Dizi 6 bölümden oluşuyor, devamı da gelecektir. Her bölüm ayrı bir suç dosyasından oluşuyor. Dönem dizisi olması nedeniyle kostümler ve dönemi yansıtan mizansen oldukça iyi. Başta Matilde De Angelis olmak üzere bütün oyuncular rollerinin hakkını vermişler. Eleştireceğim tek şey, hikaye kahramanı bir avukat olmasına rağmen dedektiflik hikayesi gibi işlenmiş. Yani avukatımız (belki de koşullar nedeniyle) dedektifliğe soyunmuş.

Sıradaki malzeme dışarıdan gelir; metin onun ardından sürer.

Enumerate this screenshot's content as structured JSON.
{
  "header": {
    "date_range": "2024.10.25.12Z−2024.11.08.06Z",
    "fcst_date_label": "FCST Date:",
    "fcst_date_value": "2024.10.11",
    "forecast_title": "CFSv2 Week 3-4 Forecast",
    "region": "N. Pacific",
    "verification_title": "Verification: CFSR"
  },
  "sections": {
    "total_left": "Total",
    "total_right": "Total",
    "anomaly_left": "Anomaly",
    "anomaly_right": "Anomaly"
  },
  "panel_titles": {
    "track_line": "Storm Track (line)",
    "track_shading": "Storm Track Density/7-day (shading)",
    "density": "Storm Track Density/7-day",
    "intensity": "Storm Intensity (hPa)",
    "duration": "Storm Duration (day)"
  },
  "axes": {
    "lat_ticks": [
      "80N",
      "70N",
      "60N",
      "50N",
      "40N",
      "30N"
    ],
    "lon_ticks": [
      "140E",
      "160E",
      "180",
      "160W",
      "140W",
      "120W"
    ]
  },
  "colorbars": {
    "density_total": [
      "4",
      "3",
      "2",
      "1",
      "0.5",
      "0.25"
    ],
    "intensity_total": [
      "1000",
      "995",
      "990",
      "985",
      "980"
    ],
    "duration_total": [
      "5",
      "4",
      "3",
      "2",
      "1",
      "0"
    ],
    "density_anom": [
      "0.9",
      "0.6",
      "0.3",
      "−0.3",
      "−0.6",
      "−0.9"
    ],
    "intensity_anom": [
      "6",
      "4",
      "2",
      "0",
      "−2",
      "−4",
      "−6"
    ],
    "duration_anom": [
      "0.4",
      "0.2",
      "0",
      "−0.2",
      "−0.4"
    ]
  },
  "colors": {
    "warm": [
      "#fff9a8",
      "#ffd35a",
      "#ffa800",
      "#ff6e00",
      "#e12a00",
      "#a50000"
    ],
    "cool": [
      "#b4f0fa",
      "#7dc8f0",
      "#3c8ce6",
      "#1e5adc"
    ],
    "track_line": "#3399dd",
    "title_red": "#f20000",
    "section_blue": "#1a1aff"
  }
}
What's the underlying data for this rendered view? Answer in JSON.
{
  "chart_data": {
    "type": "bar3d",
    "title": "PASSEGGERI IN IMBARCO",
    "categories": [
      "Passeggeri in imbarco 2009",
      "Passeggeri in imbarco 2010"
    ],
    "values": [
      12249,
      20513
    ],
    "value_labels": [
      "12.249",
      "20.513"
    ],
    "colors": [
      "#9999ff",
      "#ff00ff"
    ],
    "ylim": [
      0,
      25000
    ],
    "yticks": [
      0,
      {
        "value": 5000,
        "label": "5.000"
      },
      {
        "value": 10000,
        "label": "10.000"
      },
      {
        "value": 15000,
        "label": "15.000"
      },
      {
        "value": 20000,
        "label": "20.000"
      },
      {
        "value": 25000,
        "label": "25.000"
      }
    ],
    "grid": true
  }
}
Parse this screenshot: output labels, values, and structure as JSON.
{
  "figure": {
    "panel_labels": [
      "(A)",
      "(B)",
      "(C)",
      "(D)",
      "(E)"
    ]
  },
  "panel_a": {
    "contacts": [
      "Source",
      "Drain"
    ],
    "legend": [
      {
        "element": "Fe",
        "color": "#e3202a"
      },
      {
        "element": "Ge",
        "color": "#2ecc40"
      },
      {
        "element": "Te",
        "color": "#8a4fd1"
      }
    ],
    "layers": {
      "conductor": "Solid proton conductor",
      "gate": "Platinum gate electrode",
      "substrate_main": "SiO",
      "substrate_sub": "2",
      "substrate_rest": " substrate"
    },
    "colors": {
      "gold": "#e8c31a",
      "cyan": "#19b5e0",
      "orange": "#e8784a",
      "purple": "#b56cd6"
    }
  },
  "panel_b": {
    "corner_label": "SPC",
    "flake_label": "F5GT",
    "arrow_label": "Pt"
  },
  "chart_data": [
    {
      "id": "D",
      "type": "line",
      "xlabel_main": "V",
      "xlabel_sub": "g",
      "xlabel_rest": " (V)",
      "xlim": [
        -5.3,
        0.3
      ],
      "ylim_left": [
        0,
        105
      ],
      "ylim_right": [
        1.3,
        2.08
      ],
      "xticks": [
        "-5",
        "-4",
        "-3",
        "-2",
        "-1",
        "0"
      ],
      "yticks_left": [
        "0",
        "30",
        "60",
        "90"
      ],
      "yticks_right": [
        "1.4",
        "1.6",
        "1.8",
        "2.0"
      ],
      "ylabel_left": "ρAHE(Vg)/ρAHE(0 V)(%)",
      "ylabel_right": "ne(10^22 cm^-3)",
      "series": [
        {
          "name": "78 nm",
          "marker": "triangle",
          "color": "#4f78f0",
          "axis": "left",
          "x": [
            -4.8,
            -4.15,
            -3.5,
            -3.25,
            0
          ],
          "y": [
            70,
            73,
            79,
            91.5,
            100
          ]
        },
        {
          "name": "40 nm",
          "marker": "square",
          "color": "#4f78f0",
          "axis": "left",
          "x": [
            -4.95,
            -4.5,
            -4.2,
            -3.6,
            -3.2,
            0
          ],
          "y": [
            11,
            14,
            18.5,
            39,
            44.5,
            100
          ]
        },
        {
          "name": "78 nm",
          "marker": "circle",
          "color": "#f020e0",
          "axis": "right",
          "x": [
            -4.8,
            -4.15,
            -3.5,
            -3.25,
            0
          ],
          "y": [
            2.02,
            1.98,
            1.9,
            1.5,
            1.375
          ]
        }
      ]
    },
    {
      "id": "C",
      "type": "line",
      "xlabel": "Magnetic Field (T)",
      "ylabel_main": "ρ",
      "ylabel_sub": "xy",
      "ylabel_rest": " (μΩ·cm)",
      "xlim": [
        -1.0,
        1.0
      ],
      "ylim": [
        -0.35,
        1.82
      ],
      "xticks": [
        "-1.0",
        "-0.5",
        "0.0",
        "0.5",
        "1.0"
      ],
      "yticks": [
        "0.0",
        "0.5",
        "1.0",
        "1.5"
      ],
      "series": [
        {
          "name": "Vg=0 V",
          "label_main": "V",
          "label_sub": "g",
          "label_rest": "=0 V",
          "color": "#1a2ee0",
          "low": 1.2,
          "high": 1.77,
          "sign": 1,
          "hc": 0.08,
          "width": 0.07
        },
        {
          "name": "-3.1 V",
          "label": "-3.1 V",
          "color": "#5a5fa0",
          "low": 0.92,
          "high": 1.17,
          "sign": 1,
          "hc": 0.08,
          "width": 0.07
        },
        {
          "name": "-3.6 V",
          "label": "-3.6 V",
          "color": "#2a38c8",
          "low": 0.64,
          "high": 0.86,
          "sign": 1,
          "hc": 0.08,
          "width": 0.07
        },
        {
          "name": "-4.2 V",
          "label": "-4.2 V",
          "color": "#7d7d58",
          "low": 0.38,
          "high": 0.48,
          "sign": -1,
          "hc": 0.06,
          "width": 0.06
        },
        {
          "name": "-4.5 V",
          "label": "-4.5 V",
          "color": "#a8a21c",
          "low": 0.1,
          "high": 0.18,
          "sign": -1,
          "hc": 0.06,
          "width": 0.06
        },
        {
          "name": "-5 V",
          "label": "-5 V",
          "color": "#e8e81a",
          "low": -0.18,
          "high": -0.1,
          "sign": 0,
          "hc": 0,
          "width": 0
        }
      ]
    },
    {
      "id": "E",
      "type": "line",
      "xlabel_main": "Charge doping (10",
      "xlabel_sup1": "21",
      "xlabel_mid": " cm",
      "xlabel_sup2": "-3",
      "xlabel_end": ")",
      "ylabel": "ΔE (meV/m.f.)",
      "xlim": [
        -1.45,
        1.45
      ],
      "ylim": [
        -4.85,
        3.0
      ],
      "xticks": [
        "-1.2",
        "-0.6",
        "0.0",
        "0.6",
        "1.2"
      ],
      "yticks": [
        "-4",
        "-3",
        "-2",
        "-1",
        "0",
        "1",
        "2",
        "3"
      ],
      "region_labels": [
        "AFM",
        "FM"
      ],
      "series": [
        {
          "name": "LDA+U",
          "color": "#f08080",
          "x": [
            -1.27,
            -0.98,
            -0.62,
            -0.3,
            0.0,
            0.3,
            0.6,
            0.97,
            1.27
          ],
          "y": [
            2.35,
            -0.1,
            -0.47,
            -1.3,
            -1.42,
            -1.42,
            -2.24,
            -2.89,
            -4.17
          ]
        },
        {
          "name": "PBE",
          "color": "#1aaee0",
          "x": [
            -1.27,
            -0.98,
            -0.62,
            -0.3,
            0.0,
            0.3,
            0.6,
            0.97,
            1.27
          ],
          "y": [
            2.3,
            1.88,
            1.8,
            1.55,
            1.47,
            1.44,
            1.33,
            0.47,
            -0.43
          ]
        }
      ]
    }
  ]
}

Lidia genç bir hukuk fakültesi mezunu olarak avukatlık yapmak istemektedir. İçinde tutku haline dönüşen mesleğini yapma arsuna dönemin erkek yargı  egemenleri karşı çıkarlar ve avukatlıktan onu men ederler. Lidia’nın abisi Enrico da avukattır ve önceleri kız kardeşinin bu mücadelesine köstek olurken onun kararlı tutumunu görüp duygusal travmalarını da anladıktan sonra ona destek olmaya karar verir. Baronun ret kararına karşın temyiz için bizzat Enrico başvurur.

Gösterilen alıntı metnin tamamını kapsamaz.